U.S. consumer prices increased by less than expected on an annualized basis in July, increasing the likelihood that the Federal Reserve will start cutting interest rates at its next meeting in September.
The Labor Department's consumer price index (CPI) rose by 2.9% last month, decelerating slightly from 3.0% in June.
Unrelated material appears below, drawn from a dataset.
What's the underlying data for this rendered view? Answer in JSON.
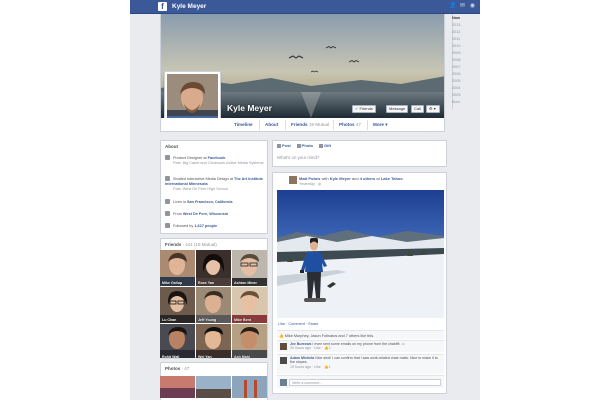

Economists had predicted that the figure would match June's rate.
Month-on-month, the reading climbed to 0.2% after actually falling 0.1% last month, matching expectations.
Stripping out more volatile items like food and fuel, the "core" number climbed by 3.2% in the twelve months to July, below projections of 3.3%. On a monthly basis, underlying price growth inched up to 0.2%, after rising 0.1% in June.
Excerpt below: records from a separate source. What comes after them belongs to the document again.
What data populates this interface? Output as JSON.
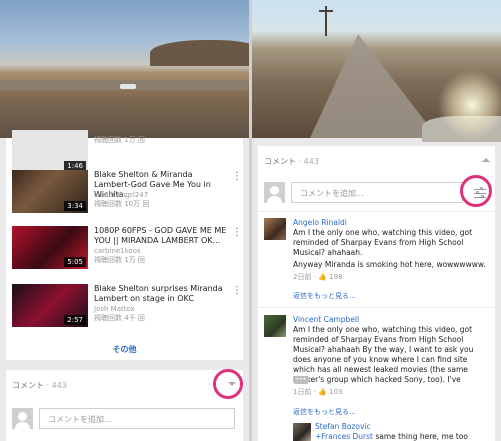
{
  "left": {
    "videos": [
      {
        "title": "",
        "channel": "",
        "views": "視聴回数 1万 回",
        "duration": "1:46"
      },
      {
        "title": "Blake Shelton & Miranda Lambert-God Gave Me You in Wichita.",
        "channel": "smalltwngrl247",
        "views": "視聴回数 10万 回",
        "duration": "3:34"
      },
      {
        "title": "1080P 60FPS - GOD GAVE ME ME YOU || MIRANDA LAMBERT OK...",
        "channel": "carbine1koos",
        "views": "視聴回数 1万 回",
        "duration": "5:05"
      },
      {
        "title": "Blake Shelton surprises Miranda Lambert on stage in OKC",
        "channel": "Josh Mattox",
        "views": "視聴回数 4千 回",
        "duration": "2:57"
      }
    ],
    "more_label": "その他",
    "comments_header": "コメント",
    "comments_count": "· 443",
    "add_comment_placeholder": "コメントを追加..."
  },
  "right": {
    "comments_header": "コメント",
    "comments_count": "· 443",
    "add_comment_placeholder": "コメントを追加...",
    "comments": [
      {
        "author": "Angelo Rinaldi",
        "text1": "Am I the only one who, watching this video, got reminded of Sharpay Evans from High School Musical? ahahaah.",
        "text2": "Anyway Miranda is smoking hot here, wowwwwww.",
        "meta_time": "2日前",
        "meta_likes": "198",
        "reply_link": "返信をもっと見る..."
      },
      {
        "author": "Vincent Campbell",
        "text1": "Am I the only one who, watching this video, got reminded of Sharpay Evans from High School Musical? ahahaah By the way, I want to ask you does anyone of you know where I can find site which has all newest leaked movies (the same hacker's group which hacked Sony, too). I've",
        "more_label": "•••",
        "meta_time": "1日前",
        "meta_likes": "103",
        "reply_link": "返信をもっと見る..."
      }
    ],
    "reply": {
      "author": "Stefan Bozovic",
      "mention": "+Frances Durst",
      "text": " same thing here, me too"
    }
  },
  "colors": {
    "accent": "#2b6cc4",
    "highlight_ring": "#e0307a"
  }
}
"The 0.15% m/m increase in all-items CPI and the 0.18% m/m increase in core CPI in July suggest that the disinflationary trend has firmly reasserted itself, after the temporary relapse in the first quarter," said analysts at Capital Economics, in a note.
"Overall, July’s CPI report is probably best described as mildly encouraging – it adds support for a 25bp rate cut in September but, at the same time, doesn’t suggest price pressures are collapsing in a way that could warrant a bigger 50bp reduction,” said Capital Economics.
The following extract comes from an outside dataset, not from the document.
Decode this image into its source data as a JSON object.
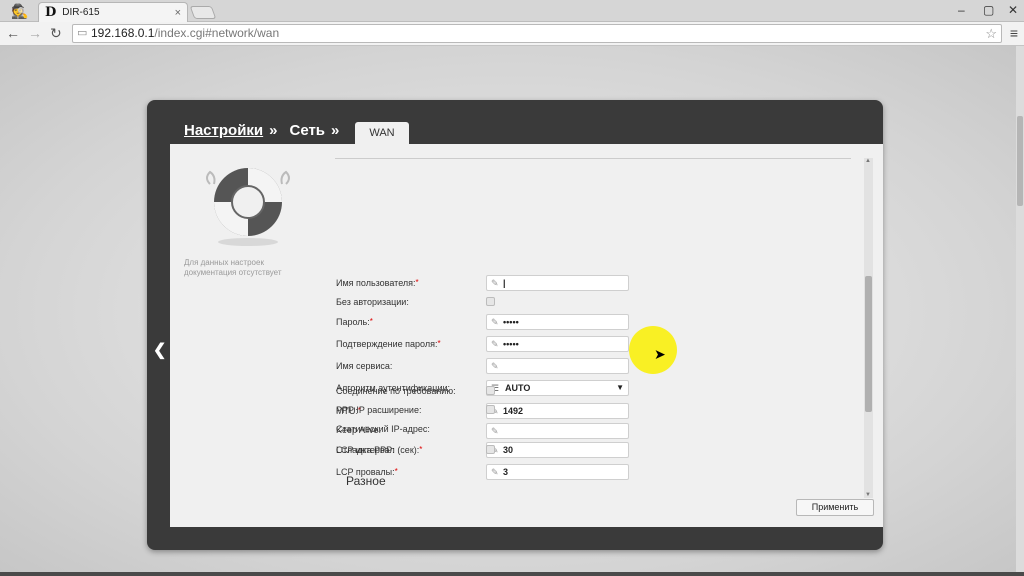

This release followed Tuesday’s cooler-than-expected July producer price index, and confirms the generally benign inflationary pressures, which could allow the U.S. central bank to cut its policy rate from the 5.25%-5.50% range it has been in for more than a year.
The benchmark stock indices on Wall Street have traded in a mixed fashion Wednesday, after the previous session's sharp gains, with the blue chip Dow Jones Industrial Average around 0.2% higher while the broad-based S&P 500 and the tech-heavy NASDAQ Composite trading marginally lower.
"Feels like today’s print was pre-traded with yesterday’s PPI," said analysts at JPMorgan, in a note, "and with the disinflation story intact, tomorrow’s retail sales [number] is necessary to assuage (or confirm) growth concerns."
The payrolls report at the start of the month showed that U.S. jobs growth slowed more than expected in July, heightening fears that the labor market is deteriorating and potentially making the economy vulnerable to a recession.